Ikuti Kami

Bela Ribka yang Dilaporkan usai Sebut 'Soeharto Pembunuh Jutaan Rakyat', Guntur Romli Bongkar Fakta Komnas HAM

Korban pembantaian tahun 65-66 ada 3 juta versi Sarwo Edhi Wibowo yang waktu itu menjadi Komandan Pasukan RPKAD

Bela Ribka yang Dilaporkan usai Sebut 'Soeharto Pembunuh Jutaan Rakyat', Guntur Romli Bongkar Fakta Komnas HAM
Politisi PDI Perjuangan Mohamad Guntur Romli - Foto: Istimewa

Jakarta, Gesuri.id – Politikus PDI Perjuangan Mohamad Guntur Romli dengan tegas membela rekan separtainya, Ribka Tjiptaning, yang dilaporkan ke Bareskrim Polri oleh Aliansi Rakyat Anti-Hoaks (ARAH) pada Rabu (12/11/2025). Pelaporan itu bermula dari pernyataan Ribka yang menyebut Presiden RI ke-2 Soeharto sebagai “pembunuh jutaan rakyat”.

Menurut Guntur, tuduhan hoaks dan ujaran kebencian terhadap Ribka sama sekali tidak berdasar. “Ribka hanya menyampaikan fakta sejarah yang sudah diakui negara melalui Tim Pencari Fakta Komnas HAM. Kok malah dilaporkan ke polisi?” ujarnya dikutip Tribunnews.com, Rabu (12/11).

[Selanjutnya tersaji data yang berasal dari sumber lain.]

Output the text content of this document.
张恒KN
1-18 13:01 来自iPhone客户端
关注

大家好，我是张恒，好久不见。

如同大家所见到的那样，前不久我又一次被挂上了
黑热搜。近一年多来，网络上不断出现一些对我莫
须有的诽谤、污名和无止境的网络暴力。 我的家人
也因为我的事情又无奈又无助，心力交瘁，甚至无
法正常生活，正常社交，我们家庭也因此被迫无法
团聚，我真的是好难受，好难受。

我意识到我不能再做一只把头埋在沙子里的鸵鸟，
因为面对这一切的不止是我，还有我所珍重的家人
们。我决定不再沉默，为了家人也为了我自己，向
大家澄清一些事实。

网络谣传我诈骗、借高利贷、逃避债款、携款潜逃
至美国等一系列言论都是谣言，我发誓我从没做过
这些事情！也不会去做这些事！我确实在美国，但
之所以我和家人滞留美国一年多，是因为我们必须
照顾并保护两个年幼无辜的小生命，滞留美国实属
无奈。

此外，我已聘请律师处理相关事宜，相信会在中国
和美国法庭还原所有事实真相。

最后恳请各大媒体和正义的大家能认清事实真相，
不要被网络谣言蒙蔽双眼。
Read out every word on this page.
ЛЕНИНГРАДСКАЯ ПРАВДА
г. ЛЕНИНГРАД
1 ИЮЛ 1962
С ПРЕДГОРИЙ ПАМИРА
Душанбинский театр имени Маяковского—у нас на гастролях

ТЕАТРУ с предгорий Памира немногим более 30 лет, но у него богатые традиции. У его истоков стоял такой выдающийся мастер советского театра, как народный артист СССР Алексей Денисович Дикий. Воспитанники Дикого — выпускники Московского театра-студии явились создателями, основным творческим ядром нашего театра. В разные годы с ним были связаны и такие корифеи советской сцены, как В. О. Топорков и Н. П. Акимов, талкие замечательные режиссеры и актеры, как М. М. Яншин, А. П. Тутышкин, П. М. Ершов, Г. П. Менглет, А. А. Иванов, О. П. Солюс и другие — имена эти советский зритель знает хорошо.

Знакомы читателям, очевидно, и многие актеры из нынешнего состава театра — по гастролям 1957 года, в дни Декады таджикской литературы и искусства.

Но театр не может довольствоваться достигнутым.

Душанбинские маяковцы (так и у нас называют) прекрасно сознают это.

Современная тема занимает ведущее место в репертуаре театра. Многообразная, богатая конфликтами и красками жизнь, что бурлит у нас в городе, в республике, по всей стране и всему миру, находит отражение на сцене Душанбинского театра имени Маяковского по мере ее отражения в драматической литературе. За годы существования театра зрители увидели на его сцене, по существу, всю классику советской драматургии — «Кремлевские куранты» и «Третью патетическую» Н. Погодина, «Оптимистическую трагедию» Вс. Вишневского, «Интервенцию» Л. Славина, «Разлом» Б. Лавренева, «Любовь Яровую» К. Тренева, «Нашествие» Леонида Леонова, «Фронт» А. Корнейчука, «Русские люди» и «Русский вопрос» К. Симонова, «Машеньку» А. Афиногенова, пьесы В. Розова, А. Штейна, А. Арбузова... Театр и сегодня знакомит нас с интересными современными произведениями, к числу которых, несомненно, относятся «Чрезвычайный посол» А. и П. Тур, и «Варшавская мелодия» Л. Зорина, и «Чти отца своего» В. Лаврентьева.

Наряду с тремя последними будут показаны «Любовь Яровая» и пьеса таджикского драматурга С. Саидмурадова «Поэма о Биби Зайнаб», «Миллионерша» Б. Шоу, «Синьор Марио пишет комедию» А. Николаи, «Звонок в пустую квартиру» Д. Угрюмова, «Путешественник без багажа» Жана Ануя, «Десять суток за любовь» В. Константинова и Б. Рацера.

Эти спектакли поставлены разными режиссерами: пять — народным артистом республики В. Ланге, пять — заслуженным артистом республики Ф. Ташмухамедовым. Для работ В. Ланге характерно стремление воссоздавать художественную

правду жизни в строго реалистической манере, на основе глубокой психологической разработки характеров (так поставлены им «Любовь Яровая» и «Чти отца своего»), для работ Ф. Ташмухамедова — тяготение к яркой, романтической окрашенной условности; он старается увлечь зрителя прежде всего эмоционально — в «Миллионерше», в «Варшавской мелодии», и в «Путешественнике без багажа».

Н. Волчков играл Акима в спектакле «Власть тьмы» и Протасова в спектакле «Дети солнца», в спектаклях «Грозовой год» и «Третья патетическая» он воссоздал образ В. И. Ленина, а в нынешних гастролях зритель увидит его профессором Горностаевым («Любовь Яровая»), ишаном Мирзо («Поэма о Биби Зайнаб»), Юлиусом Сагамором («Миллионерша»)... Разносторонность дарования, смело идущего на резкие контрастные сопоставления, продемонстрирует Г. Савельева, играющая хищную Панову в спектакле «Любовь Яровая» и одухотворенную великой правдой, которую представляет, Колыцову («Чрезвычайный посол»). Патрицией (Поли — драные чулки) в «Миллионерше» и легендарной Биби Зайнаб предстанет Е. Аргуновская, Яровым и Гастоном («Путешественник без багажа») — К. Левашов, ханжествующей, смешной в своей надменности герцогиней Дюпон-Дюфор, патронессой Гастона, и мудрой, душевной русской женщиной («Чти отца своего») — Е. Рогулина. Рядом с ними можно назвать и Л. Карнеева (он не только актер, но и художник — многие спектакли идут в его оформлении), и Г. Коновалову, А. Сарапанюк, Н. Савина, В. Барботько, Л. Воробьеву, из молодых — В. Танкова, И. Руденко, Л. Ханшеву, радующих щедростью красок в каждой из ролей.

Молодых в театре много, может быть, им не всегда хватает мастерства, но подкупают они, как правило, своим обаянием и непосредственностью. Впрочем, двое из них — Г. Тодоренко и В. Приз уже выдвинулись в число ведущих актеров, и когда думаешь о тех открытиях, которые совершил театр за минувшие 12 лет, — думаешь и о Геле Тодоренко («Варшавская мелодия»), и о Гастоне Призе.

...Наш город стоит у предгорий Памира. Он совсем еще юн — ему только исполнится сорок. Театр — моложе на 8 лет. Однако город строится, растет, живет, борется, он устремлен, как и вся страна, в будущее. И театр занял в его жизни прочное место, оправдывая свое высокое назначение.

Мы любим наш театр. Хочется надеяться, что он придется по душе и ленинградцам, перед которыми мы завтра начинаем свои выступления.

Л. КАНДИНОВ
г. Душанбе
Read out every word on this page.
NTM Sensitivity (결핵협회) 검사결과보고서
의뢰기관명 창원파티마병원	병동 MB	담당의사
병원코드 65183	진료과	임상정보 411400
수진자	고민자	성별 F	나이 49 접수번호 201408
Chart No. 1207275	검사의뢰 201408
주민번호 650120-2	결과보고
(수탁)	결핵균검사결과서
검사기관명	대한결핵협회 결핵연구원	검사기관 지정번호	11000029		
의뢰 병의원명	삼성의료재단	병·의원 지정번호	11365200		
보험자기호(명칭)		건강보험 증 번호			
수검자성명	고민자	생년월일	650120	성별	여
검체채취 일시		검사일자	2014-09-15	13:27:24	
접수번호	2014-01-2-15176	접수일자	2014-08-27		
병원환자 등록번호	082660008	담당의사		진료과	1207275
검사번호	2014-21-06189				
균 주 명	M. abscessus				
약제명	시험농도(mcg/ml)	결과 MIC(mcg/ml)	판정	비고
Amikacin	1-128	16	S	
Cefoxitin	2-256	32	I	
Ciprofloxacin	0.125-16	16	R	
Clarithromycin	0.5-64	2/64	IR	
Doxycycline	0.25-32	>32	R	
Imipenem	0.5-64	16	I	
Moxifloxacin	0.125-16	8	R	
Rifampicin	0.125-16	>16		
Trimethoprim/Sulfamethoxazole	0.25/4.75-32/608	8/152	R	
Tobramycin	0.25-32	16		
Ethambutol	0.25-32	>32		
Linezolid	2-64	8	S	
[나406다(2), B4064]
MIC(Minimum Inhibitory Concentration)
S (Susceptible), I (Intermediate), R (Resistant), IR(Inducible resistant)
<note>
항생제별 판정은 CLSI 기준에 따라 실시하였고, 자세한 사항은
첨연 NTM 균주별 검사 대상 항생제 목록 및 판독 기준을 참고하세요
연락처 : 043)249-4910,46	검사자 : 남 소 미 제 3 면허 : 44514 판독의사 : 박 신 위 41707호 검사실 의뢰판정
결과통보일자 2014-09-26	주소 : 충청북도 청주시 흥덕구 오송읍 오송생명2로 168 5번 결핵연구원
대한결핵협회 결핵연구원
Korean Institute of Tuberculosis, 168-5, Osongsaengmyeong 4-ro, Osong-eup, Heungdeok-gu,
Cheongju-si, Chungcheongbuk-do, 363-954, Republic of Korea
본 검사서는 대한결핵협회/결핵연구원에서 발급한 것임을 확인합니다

Guntur kemudian membeberkan bukti-bukti kuat yang mendukung pernyataan Ribka. Pertama, angka korban pembantaian 1965-1966 mencapai tiga juta jiwa langsung diakui oleh pelaku lapangan, Komandan RPKAD (sekarang Kopassus) Kolonel Sarwo Edi Wibowo. “Korban pembantaian tahun 65-66 ada 3 juta versi Sarwo Edhi Wibowo yang waktu itu menjadi Komandan Pasukan RPKAD,” kata Guntur, mengutip buku G30S: Fakta atau Rekayasa karya Julius Pour.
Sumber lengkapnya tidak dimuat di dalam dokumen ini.